The twin rings display mild brightness enhancements at their intersection points, suggesting complex interaction between the overlapping structures. This configuration represents only the second known example of an ORC with intersecting rings, making it exceptionally rare among the handful of confirmed ORCs discovered to date.

=== Spectral analysis and power ===
Detailed spectral analysis reveals steep radio spectra with spectral indices of α_{54}^{144} = 1.22 ± 0.15 and α_{144}^{1400} = 1.20 ± 0.10. These consistently steep values across a wide frequency range support interpretation of the emission as aged synchrotron plasma, characteristic of relic emission rather than ongoing jet activity.

The integrated radio luminosity reaches 2.27 × 10^{26} W Hz^{−1} at 144 MHz, making it nearly two orders of magnitude more powerful than other known ORCs, which typically exhibit luminosities in the range 10^{23}–10^{24} W Hz^{−1}. This power, combined with its high redshift of z ≈ 0.94, establishes RAD J131346 as both the most distant and most powerful ORC identified to date.

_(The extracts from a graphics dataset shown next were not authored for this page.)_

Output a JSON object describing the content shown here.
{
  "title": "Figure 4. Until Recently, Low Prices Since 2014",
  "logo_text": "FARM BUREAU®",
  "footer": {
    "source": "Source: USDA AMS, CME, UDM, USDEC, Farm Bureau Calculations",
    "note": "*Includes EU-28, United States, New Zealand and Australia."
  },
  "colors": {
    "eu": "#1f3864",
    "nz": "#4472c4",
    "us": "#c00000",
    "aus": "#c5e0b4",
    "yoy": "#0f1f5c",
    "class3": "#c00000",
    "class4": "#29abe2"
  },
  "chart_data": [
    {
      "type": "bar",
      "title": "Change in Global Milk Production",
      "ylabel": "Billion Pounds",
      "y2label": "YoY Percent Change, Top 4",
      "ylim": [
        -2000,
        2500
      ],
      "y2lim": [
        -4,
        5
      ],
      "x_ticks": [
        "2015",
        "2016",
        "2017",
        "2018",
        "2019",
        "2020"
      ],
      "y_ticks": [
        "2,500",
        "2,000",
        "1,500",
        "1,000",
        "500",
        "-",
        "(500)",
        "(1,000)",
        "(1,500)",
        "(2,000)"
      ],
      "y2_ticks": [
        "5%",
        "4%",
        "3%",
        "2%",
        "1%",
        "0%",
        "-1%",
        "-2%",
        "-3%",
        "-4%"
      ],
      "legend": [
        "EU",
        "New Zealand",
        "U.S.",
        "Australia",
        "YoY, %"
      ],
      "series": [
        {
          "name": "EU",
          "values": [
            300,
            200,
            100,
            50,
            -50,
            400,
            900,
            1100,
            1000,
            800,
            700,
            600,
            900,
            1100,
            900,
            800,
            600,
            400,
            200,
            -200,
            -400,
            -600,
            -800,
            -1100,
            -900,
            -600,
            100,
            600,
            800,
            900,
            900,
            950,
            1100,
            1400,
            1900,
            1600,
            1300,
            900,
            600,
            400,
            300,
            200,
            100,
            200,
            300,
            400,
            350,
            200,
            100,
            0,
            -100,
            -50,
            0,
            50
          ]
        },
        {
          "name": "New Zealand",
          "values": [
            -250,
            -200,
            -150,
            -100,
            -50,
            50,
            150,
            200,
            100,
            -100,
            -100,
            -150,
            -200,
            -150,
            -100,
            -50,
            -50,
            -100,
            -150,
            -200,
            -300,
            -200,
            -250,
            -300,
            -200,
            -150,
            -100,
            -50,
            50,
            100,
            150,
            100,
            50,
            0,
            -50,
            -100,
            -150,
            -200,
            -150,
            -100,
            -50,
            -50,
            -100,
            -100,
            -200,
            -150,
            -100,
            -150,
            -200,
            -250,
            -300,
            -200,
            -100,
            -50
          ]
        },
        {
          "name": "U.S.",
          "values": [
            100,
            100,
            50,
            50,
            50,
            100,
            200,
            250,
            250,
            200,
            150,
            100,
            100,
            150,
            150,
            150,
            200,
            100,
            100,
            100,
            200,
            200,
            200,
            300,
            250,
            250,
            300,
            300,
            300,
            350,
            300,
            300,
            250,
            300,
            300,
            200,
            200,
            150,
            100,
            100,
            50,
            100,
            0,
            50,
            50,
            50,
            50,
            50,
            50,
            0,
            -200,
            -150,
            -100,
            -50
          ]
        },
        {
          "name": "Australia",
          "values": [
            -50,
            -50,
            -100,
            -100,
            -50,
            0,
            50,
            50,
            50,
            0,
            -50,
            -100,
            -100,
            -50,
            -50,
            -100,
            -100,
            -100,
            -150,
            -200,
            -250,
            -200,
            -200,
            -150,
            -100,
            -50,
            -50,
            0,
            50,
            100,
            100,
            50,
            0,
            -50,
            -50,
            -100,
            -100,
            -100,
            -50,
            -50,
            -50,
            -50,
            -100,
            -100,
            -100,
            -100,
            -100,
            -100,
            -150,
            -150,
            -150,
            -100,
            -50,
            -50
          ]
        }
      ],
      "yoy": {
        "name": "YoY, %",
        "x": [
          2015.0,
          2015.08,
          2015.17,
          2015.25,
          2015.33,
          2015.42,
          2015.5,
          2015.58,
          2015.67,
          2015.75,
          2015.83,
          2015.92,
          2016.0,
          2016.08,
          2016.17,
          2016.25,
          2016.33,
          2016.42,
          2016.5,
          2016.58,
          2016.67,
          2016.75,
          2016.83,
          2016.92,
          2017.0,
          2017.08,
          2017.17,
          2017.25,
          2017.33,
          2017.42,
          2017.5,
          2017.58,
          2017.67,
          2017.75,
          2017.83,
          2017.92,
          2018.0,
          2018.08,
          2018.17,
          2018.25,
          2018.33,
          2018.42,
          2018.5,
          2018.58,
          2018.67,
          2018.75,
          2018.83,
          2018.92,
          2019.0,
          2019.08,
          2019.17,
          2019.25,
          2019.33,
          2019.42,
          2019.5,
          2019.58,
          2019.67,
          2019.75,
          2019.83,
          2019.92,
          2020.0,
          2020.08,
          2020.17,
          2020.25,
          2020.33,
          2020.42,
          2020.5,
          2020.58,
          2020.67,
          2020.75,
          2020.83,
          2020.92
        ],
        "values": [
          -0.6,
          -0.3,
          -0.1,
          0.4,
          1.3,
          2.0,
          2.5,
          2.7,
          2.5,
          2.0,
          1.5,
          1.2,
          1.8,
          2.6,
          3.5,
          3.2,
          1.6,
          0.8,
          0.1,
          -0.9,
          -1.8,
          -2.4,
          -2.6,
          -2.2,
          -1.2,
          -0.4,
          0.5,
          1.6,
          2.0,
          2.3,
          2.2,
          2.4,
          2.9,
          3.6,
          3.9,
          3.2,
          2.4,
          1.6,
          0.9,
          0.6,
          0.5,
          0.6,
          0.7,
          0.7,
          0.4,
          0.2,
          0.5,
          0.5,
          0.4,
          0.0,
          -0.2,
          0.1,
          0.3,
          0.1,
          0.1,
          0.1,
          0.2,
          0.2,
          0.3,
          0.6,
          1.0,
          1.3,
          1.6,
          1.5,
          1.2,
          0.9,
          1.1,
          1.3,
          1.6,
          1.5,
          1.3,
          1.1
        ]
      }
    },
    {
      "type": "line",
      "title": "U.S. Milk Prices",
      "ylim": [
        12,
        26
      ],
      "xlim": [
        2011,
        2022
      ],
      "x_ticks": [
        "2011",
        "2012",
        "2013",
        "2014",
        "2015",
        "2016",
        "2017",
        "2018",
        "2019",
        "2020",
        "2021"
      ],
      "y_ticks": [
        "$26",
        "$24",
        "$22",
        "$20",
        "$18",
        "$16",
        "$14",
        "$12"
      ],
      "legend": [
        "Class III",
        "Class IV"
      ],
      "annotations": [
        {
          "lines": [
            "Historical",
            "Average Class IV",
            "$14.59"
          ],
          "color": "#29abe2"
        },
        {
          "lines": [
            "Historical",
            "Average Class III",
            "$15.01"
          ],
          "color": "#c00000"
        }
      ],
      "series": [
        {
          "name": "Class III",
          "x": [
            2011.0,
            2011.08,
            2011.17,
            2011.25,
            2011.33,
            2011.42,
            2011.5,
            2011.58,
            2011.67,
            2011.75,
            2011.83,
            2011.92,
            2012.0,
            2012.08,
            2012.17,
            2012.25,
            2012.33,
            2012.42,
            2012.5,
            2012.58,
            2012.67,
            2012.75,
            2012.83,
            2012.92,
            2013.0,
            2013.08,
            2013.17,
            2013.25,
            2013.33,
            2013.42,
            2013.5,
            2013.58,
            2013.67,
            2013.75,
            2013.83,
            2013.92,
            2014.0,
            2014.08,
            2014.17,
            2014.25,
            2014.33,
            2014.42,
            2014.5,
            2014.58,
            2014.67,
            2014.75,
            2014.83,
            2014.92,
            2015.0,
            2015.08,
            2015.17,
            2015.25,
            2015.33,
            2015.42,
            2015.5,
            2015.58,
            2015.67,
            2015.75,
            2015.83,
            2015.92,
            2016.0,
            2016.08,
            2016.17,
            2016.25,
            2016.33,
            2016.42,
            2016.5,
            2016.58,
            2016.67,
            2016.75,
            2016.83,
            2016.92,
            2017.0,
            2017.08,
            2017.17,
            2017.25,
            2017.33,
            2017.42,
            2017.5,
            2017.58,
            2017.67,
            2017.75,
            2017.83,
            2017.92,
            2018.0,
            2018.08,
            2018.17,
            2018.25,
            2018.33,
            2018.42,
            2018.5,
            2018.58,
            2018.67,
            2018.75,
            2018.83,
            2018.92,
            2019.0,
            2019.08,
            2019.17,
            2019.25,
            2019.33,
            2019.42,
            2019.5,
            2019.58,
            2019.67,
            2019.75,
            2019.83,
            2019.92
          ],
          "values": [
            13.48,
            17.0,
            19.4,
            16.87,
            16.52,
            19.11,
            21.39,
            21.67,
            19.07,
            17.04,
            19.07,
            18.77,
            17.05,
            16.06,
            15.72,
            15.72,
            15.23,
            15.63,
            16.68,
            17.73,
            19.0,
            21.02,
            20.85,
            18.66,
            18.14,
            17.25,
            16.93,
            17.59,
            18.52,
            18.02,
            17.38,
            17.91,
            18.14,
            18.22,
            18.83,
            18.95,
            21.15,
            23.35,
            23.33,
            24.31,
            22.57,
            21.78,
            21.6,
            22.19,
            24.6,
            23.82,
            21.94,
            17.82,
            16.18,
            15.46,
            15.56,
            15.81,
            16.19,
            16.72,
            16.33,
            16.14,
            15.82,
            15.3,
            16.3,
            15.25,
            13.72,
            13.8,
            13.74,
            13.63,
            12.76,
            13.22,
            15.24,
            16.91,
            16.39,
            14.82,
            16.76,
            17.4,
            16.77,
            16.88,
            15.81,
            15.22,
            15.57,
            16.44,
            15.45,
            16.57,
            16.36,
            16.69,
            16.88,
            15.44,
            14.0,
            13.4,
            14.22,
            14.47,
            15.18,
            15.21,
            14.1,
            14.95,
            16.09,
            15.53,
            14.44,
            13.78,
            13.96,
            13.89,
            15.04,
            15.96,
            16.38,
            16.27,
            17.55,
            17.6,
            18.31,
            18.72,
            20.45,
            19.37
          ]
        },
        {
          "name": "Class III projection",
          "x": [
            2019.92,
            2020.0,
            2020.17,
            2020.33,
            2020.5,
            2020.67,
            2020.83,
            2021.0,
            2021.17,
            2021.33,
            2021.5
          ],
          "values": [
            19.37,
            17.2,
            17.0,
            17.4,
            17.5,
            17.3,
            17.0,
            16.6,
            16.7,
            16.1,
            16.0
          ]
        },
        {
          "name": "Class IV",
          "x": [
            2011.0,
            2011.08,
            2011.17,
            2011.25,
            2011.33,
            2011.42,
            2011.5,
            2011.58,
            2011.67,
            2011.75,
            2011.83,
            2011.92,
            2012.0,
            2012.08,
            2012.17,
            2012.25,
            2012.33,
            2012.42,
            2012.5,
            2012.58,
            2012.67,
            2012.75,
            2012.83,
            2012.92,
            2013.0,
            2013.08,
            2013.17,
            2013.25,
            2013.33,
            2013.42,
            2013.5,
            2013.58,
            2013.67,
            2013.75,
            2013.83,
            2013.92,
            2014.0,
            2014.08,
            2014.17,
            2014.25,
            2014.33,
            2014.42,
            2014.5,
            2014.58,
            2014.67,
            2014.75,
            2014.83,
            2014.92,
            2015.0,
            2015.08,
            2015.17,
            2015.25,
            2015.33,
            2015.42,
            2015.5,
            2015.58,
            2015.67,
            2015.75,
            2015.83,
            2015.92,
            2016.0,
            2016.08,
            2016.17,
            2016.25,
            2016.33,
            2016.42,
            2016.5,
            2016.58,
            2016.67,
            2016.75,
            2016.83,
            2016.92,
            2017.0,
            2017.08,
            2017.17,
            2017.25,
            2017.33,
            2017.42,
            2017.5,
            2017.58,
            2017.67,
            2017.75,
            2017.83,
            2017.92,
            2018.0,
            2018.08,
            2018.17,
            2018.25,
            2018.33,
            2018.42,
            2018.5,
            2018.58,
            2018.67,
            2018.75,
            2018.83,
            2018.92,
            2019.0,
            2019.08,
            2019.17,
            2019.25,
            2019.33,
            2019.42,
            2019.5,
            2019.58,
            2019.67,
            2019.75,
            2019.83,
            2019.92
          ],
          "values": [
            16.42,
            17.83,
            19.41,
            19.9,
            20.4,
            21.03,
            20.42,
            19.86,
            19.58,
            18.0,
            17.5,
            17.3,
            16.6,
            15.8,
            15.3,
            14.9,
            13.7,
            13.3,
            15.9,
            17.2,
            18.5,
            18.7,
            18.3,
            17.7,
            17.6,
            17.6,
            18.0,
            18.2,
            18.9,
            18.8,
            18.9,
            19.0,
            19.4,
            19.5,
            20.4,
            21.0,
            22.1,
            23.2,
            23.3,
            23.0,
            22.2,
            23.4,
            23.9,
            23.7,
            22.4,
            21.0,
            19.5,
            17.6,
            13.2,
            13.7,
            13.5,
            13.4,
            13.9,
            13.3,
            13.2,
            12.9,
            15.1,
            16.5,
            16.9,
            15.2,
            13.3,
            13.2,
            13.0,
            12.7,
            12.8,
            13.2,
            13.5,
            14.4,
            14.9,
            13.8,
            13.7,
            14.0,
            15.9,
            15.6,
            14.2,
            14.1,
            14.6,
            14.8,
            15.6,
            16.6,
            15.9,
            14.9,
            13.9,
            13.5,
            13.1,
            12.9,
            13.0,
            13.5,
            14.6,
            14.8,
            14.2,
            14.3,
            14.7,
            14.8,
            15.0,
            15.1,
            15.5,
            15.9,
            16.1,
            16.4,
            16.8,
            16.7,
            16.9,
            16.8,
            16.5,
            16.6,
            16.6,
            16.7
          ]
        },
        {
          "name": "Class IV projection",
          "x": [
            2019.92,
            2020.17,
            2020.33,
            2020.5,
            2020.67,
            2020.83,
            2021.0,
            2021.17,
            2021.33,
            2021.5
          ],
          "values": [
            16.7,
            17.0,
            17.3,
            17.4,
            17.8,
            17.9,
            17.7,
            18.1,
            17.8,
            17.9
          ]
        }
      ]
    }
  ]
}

== Host galaxy and environment ==

=== Central galaxy properties ===
The radio emission originates from a faint optical galaxy (SDSS J131346.92+500319.3) with a photometric redshift of z = 0.937 ± 0.045. The central compact radio core exhibits a flat spectrum with spectral index ≈ -0.3, typical of active radio galaxy cores, and contributes 1.75 ± 0.18 mJy to the total flux density of 43.2 ± 4.1 mJy.

=== Galaxy cluster environment ===
The host galaxy resides within a galaxy group or poor cluster at redshift z ≈ 0.9, containing at least 15 galaxies with similar redshifts. This cluster environment, with a mass of approximately 10^{14} solar masses, provides crucial environmental context for understanding ORC formation mechanisms.

The presence of multiple galaxies with concordant redshifts within the ORC structure suggests that environmental density gradients and possible jet-galaxy interactions play central roles in shaping these ring morphologies. All three objects discovered in this study—including RAD J131346—are found in galaxy clusters of similar mass, highlighting the importance of cluster environments in ORC formation.

== Formation mechanisms and theoretical models ==

=== Relic synchrotron origin ===
The steep radio spectrum and morphological characteristics strongly support a relic synchrotron origin for RAD J131346. ORCs are best understood as fossil radio shells that have been re-energized by external or internal processes, such as large-scale shocks induced by galaxy mergers, black hole mergers, or powerful superwinds.

=== Superwind model ===
Recent theoretical work proposes that the rings may be linked to superwind outflows from spiral host radio galaxies. If a bipolar superwind from the spiral host initiates after radio lobes have reached a remnant phase, twin radio rings can form and expand to ORC dimensions over hundreds of millions of years.

This model draws parallels to smaller-scale analogues like NGC 3079, where a polarized radio ring sits within a wind-blown radio bubble. Scaling up such processes under permissive environmental conditions could produce ORC-sized structures, particularly when involving "Speca-like" radio galaxies hosted by optically red disk galaxies capable of multiple episodes of growth.

=== Black hole feedback mechanisms ===
The formation of ORCs likely involves complex feedback processes between supermassive black holes and their host galaxies. Supermassive black holes can drive powerful jets and winds that interact with surrounding gas, creating shock waves and bubble-like structures.

Recent studies demonstrate that black hole jets can rapidly change direction within timescales of just one million years, potentially creating complex radio structures through multiple episodes of activity.